La plaine de la Ghouta gazée au sarin ?

Ces clichés médusants d’où suinte une mort sans sang disent-ils l’horreur d’une attaque au gaz, et notamment au sarin ? «On ne peut se prononcer d’après des photos de dépouilles, trop peu d’indices pour poser un diagnostic», relève Xavier Coumoul, toxicologue à l’Inserm. Impossible donc, en l’attente des expertises indépendantes tant attendues, d’affirmer que ces civils ont succombé à ce neurotoxique qui provoque hypersalivation, pupilles resserrées, perte de contrôle musculaire, convulsions, diarrhées, et une mort par détresse respiratoire ou coma.

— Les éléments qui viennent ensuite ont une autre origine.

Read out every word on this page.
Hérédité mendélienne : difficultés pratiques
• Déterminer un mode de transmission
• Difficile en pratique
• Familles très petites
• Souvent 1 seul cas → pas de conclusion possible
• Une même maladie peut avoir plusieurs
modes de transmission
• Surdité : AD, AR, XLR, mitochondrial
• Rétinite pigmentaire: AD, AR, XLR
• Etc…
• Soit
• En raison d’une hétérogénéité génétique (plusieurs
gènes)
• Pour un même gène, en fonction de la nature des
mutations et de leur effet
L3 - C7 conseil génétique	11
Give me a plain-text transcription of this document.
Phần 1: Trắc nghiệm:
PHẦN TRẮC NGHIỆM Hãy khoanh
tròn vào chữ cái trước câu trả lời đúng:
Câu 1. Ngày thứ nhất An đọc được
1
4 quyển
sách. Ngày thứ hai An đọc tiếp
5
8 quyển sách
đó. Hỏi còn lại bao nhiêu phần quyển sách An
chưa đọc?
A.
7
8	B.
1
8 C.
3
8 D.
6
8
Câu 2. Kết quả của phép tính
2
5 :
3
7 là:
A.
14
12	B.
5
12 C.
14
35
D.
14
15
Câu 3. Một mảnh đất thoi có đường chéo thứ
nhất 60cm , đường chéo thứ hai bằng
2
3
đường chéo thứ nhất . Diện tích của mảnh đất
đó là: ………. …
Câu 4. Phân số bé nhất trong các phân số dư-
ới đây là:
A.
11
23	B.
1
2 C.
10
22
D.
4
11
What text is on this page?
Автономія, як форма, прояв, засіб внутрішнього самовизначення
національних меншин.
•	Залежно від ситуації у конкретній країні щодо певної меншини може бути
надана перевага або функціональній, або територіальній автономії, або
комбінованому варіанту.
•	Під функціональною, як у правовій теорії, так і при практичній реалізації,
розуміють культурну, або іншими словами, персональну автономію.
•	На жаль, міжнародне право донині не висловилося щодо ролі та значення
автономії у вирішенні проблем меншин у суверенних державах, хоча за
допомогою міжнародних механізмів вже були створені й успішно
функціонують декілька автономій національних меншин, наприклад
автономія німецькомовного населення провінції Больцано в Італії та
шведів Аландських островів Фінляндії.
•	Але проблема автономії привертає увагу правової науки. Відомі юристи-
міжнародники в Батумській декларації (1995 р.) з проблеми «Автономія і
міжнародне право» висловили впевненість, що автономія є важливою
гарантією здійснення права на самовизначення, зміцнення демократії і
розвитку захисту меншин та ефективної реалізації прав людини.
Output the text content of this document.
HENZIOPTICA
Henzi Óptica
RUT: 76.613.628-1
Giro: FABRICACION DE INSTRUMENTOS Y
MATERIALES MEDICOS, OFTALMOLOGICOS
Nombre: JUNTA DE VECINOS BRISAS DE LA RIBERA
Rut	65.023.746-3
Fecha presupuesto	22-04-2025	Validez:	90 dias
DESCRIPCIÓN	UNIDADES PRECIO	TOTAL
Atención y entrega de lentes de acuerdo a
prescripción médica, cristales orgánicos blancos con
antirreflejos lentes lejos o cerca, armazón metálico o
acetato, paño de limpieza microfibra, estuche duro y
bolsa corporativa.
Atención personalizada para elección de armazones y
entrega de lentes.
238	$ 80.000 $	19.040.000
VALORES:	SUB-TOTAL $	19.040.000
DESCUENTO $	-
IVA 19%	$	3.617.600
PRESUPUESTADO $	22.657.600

Organophosphoré capable de pénétrer par la peau et par ingestion, mais plus sûrement par inhalation, le sarin tue en un temps fulgurant, éventuellement un quart d’heure. «Dans l’arsenal des gaz chimiques, figurent deux sortes d’armes, précise le Pr Christian Moesch, toxicologue au CHU de Limoges. Il y a, d’une part, les produits incapacitants, destinés à affaiblir doublement les forces ennemies dans la mesure où les victimes mobilisent les soins de leurs alliés, mais qui laissent des signes visibles, notamment des lésions. Et, d’autre part, les toxiques, destinés à tuer au plus vite.» Le sarin, le tabun, le soman sont de ceux-là, qui ciblent le système nerveux. Le sarin est d’une redoutable efficacité : effets immédiats, faible rémanence. «Il persiste dans l’environnement trente minutes à 15° C, et moins longtemps au-delà», souligne le Pr Moesch, qui précise que nul ne peut être intoxiqué par simple contact cutané avec une victime. Le sarin disparaît sans laisser de traces. Ou presque, car il est possible, notamment pour les laboratoires de l’armée, d’en repérer d’infimes quantités dans l’environnement et dans le sang ou l’urine de personnes décédées il y a peu, ou exposées à des doses non léthales.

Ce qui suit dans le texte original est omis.